La visite de Blinken en Chine sera la première d'un secrétaire d'État depuis octobre 2018, lorsque Mike Pompeo, sous l'administration de Donald Trump, a rencontré le ministre des Affaires étrangères de l'époque, Wang Yi, à Pékin, les deux dignitaires ayant échangé des remarques acerbes dans un contexte d'aggravation de la guerre commerciale.

Il sera accompagné de la secrétaire d'État adjointe Wendy Sherman.

FAIBLES PERSPECTIVES

Les attentes à l'égard de ce voyage sont faibles. Alors que M. Blinken soulèvera les préoccupations des États-Unis telles que le partenariat "sans limites" de Pékin avec la Russie que les pays ont déclaré quelques semaines avant l'invasion de l'Ukraine par Moscou le 24 février 2022, aucune percée n'est probable sur ce point ou sur des questions majeures telles que Taïwan, le commerce ou les droits de l'homme.

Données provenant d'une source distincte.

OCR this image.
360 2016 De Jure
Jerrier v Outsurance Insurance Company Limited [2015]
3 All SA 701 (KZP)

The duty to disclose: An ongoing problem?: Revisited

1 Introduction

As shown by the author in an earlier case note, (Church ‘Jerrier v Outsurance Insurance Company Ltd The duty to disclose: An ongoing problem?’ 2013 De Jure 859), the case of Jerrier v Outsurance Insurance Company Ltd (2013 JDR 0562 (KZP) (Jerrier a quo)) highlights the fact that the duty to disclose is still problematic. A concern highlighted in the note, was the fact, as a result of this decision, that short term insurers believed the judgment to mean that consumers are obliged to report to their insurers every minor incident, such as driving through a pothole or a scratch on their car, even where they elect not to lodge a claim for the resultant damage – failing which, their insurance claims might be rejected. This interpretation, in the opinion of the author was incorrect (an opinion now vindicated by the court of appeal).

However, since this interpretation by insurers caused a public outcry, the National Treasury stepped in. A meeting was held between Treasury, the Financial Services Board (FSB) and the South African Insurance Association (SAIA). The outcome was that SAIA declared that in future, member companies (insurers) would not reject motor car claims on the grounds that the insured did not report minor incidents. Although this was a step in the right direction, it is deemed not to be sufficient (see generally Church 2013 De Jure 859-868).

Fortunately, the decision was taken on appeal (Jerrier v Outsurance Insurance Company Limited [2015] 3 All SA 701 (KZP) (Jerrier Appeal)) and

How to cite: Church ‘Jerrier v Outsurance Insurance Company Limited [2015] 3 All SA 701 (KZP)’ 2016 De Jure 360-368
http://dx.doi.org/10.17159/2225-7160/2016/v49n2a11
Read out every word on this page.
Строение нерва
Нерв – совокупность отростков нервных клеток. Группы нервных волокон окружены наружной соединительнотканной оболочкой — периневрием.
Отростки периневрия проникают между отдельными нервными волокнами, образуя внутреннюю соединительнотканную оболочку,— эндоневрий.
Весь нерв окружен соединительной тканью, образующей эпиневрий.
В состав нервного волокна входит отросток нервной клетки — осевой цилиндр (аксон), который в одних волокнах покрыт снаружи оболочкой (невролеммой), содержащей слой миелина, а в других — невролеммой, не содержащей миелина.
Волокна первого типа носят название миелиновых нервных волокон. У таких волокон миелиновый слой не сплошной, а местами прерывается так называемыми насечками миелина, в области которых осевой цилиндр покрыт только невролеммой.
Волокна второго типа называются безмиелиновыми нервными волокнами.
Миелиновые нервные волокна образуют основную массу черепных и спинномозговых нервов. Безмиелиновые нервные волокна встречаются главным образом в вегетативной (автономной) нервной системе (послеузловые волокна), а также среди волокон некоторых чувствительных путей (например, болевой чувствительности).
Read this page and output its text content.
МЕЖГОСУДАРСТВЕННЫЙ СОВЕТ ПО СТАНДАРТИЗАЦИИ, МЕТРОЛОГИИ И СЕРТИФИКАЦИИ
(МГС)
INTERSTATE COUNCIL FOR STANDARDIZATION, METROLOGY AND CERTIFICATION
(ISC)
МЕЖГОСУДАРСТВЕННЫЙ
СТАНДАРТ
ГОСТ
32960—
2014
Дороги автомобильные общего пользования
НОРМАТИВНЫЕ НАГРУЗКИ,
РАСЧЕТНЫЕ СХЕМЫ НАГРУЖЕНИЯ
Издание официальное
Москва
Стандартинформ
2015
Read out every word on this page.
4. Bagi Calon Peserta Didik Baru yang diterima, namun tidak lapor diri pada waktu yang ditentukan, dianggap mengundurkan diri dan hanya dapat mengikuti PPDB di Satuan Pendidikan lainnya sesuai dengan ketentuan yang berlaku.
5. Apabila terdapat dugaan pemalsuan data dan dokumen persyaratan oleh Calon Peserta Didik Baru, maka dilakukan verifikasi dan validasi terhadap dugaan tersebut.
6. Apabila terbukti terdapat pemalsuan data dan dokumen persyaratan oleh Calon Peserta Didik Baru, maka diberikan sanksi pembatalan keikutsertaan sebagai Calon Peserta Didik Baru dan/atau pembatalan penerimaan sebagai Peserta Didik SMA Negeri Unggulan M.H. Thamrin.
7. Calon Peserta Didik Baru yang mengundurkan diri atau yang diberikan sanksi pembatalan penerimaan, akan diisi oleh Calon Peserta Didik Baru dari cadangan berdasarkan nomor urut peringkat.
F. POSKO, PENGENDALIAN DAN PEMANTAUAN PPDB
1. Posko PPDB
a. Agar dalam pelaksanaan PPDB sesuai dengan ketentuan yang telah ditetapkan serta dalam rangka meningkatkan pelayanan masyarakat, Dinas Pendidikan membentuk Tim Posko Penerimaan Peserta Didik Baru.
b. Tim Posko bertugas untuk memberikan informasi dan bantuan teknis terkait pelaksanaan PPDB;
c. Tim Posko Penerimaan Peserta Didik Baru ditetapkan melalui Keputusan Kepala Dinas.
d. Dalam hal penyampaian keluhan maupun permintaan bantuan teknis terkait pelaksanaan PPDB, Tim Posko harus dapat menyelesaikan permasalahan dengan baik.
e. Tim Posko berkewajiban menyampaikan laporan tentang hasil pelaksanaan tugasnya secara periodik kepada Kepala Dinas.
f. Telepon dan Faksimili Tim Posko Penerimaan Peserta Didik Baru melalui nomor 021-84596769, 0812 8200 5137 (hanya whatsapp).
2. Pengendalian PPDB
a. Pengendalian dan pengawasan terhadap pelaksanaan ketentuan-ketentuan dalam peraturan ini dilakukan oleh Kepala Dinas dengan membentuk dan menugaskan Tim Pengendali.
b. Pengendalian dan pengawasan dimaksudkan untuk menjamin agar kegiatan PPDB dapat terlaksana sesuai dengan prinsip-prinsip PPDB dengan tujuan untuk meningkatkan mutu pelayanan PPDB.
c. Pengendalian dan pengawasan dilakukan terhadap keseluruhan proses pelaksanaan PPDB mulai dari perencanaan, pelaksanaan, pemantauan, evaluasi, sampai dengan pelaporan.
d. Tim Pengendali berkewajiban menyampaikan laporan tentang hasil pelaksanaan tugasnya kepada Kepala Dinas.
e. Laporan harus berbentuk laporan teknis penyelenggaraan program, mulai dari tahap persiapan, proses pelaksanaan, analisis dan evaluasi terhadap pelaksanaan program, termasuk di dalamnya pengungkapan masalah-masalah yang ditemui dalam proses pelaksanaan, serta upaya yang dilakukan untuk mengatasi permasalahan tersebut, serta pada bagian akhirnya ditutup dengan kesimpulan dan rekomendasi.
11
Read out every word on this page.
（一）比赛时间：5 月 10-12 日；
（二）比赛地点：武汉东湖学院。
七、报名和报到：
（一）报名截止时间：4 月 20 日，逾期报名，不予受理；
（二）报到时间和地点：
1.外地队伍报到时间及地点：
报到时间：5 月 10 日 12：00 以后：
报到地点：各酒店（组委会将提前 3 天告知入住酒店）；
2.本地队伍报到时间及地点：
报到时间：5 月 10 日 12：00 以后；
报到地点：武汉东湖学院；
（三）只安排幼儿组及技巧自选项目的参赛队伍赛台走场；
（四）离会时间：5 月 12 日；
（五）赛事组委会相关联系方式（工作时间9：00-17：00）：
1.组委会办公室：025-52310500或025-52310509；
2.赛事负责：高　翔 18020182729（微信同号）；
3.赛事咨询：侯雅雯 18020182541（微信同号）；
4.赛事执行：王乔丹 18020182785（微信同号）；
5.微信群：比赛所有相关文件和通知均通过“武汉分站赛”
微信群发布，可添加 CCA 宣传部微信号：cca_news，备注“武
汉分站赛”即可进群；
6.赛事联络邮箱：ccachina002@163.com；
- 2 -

En effet, l'administration a moins de marge de manœuvre étant donné un Congrès américain de plus en plus belliqueux, où la Chambre contrôlée par les républicains a créé le mois dernier un comité restreint sur la Chine, qui se concentrera sur la lutte contre l'influence internationale croissante de Pékin.

Washington espère des progrès progressifs sur des questions plus spécifiques mais vitales, comme décrocher la coopération de la Chine sur le fentanyl, la santé mondiale, le changement climatique et les cas des citoyens américains détenus dans ce pays.

Même là, les progrès risquent de s'arrêter, notamment parce que Pékin cherche à obtenir des concessions dans des domaines non liés - par exemple, modérer les contrôles américains sur les exportations de semi-conducteurs en échange d'une plus grande coopération sur le flux illicite de fentanyl en provenance de Chine, selon une source.

"Tout comme il l'a fait sur d'autres questions, [Pékin] tente de lier la coopération à d'autres questions totalement sans rapport. Cela ... est plus que profondément frustrant", a déclaré une autre source au fait des réflexions de l'administration, ajoutant que la Chine a repoussé les propositions "très spécifiques" de Washington.

M. Blinken pourrait évoquer nommément les cas de citoyens américains qui, selon les États-Unis, sont détenus à tort en Chine, notamment Kai Li, David Lin et Mark Swidan, selon les sources, mais il est peu probable qu'il décroche leur libération immédiate.